First, a comment about the "official" topic of the article.
I do agree, to some extent - but with a twist. I think that all indexes, both unique and nonunique, should be considered tuning intruments. The part you can "code" is what I would call "business rules", and this should be enforced with constraints. SQL Server will automatically create an index for every primary key or unique constraint, so you get them by default.
If I need to implement a business rule that enforces uniqueness, I will use a primary key or unique constraint. If I can get additional performance by picking a smart order of the columns in the constraint, I will - but the main purpose of the constraint is to enforce the business rule.
When I create an additional index for performance, I will declare it as unique when I know that it will contain unique values. Which can only be the case if it contains all columns of a unique constraint or of the primary key. Protecting integrity is not what I create an index for. The only reason I declare it as unique is to give SQL Server's optimizer more information, not to enforce the business rule.
But that theory does not always fly. SQL Server's non-standard implementation of the UNIQUE constraint means that I sometimes have to use a filtered index instead of a constraint. And there are also edge cases where even with ANSI-compliant UNIQUE iomplementation, I would still need to use a filtered index to enforce a business rule. In those cases, I will have to grit my teeth and accept having to use a (filtered) unique index.
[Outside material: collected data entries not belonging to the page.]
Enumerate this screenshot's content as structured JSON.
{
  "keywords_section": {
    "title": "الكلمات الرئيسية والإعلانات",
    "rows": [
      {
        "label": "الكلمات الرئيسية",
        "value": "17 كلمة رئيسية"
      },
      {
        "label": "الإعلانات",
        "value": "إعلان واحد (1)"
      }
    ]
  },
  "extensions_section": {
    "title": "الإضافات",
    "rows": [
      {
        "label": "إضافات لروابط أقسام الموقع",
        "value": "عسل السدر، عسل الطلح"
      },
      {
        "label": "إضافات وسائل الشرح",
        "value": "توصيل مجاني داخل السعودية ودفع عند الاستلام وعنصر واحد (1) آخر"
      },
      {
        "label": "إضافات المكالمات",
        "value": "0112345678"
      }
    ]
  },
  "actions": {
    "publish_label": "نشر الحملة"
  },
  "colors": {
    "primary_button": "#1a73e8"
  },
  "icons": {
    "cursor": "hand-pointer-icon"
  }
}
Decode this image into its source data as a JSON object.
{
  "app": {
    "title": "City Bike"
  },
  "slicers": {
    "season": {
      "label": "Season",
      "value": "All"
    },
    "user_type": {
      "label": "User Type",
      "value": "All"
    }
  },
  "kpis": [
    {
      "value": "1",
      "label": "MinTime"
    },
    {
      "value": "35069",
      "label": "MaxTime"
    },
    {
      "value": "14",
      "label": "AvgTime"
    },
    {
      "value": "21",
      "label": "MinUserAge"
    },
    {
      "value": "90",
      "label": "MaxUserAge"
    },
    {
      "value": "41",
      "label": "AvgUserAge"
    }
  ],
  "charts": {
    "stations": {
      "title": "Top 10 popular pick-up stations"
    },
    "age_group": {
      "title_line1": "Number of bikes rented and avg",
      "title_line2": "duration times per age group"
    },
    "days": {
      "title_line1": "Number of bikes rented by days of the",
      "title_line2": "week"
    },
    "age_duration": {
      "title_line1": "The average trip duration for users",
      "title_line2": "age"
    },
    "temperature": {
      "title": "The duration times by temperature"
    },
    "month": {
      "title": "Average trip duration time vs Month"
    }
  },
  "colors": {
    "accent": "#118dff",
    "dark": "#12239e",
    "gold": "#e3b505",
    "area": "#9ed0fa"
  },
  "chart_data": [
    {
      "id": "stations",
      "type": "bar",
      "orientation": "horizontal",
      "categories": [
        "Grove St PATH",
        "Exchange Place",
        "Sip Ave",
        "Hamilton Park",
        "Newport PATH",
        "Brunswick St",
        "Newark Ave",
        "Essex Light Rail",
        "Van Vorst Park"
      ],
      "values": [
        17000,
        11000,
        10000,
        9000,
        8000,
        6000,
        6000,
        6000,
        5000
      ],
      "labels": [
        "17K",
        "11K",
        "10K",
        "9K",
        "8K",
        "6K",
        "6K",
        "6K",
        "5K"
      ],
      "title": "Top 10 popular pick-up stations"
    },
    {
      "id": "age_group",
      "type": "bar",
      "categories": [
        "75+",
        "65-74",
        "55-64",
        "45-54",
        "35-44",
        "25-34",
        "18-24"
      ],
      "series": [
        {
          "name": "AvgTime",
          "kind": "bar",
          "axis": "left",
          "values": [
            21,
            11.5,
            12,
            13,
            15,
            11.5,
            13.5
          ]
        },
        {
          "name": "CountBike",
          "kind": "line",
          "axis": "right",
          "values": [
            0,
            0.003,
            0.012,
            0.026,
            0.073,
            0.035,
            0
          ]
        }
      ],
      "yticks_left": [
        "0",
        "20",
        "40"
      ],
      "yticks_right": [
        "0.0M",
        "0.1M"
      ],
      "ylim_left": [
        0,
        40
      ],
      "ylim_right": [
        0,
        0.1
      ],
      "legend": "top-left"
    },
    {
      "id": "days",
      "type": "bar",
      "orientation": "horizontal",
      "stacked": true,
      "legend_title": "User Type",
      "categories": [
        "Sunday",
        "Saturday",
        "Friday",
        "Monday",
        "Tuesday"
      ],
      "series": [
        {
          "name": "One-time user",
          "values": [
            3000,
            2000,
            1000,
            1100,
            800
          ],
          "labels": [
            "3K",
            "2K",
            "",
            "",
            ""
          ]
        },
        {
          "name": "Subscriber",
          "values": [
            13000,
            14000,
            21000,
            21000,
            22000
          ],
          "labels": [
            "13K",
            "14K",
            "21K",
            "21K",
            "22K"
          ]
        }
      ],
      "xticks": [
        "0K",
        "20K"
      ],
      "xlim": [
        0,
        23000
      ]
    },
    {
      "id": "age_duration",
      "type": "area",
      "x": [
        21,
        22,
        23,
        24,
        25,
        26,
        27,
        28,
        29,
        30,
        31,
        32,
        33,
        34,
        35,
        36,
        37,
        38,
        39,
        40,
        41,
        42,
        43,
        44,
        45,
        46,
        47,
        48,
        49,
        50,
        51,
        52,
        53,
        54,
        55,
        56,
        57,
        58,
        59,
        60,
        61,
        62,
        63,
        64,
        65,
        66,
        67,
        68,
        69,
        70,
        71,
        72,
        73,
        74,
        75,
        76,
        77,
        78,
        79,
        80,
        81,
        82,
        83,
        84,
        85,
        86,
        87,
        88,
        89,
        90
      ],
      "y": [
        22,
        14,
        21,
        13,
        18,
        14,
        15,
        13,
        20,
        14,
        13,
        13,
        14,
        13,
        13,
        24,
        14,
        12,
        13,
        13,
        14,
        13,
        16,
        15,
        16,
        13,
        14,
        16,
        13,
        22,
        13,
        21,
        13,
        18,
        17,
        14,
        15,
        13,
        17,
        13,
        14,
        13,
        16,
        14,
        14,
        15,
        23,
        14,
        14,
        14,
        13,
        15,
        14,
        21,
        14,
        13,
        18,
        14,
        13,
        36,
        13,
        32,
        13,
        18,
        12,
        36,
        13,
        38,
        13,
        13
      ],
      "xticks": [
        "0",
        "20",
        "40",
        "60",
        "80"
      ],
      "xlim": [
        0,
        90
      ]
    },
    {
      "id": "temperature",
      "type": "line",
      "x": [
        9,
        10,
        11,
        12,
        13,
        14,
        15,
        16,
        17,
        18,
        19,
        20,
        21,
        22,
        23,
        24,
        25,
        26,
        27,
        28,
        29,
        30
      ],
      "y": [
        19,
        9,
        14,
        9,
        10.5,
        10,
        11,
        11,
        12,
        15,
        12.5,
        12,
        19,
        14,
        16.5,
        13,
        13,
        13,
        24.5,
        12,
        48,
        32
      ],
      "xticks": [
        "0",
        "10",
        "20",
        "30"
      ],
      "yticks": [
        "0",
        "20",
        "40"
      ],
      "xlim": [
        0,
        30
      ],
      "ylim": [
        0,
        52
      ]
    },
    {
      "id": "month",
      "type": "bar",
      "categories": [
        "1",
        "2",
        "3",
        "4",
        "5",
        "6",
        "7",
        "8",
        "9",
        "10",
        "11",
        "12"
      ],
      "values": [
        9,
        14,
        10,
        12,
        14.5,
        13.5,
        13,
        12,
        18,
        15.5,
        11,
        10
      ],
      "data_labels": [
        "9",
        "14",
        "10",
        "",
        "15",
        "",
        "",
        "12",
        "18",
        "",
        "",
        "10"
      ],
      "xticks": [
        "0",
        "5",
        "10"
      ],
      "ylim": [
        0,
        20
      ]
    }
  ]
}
There are also some other elements in the article I want to comment on. The first is this quote:
"A non-unique index will not be used if the data is not of sufficient quantity. If there are only a dozen rows in a table, then the server will ignore indexes because it's faster to scan the table than it is to use an index. There must be just enough overhead involved in an index seek or an index scan to make it not worthwhile for small tables. I experimented recently and found that the server only started using indexes when there were tens of thousands of rows in the table."
Please experiment a bit more. This statement is completely incorrect. Even on tables with very few rows, indexes will be used.
My final comment is on the automated index maintenance. And that comment is: "please don't".
I have seen missing index recommendations that make no sense at all (for instance, add an INCLUDE clause for the primary key column), recommendations for indexes that already exist, and I have once had (and unfortunately lost) a script where SQL Server recommends an index, then does not use it for the same query but recommends a duplicate copy of the same index. Add automated index creation to that script, and you're right on track for misery,
There can also be lots of overlaps between missing index recommendations. I have seen indexes recommended on (Col1, Col2), (Col1, Col2, Col3), (Col1, Col3), and (Col1, Col3) with an include of (Col2). A single recommendation can satisfy all four - not with 100% effectivity but close enough and with much lower overhead. If each of those indexes is used, your script that drops unused indexes will not pick this up. But using a single index instead of all four would be a much better choice!
Dropping unused indexes is very dangerous. SQL Server tracks how often the index is used, not what effect it had. A single use of an index might save two hours, or a million uses might combined save a minute. And an index that is completely unused might be that single index that makes the difference between an end-of-year reporting job fninshing in an hour or running for two weeks (and holding locks on all tables).
I have seen your reply and it is welll possible that you know what you are doing. But by publishing this article, you will create lots of problems on other servers. Way too many people will see the article, fail to read the warnings in your code (tl;dr), or the discussion on the boards (tl;dr2) and simply copy/paste your code. You can say that they are responsible themselves for the problems they introduce the stupidity of copy/paste-ing code withhout really understanding what they do, and you would be right - but I think that authors have a responsibility too.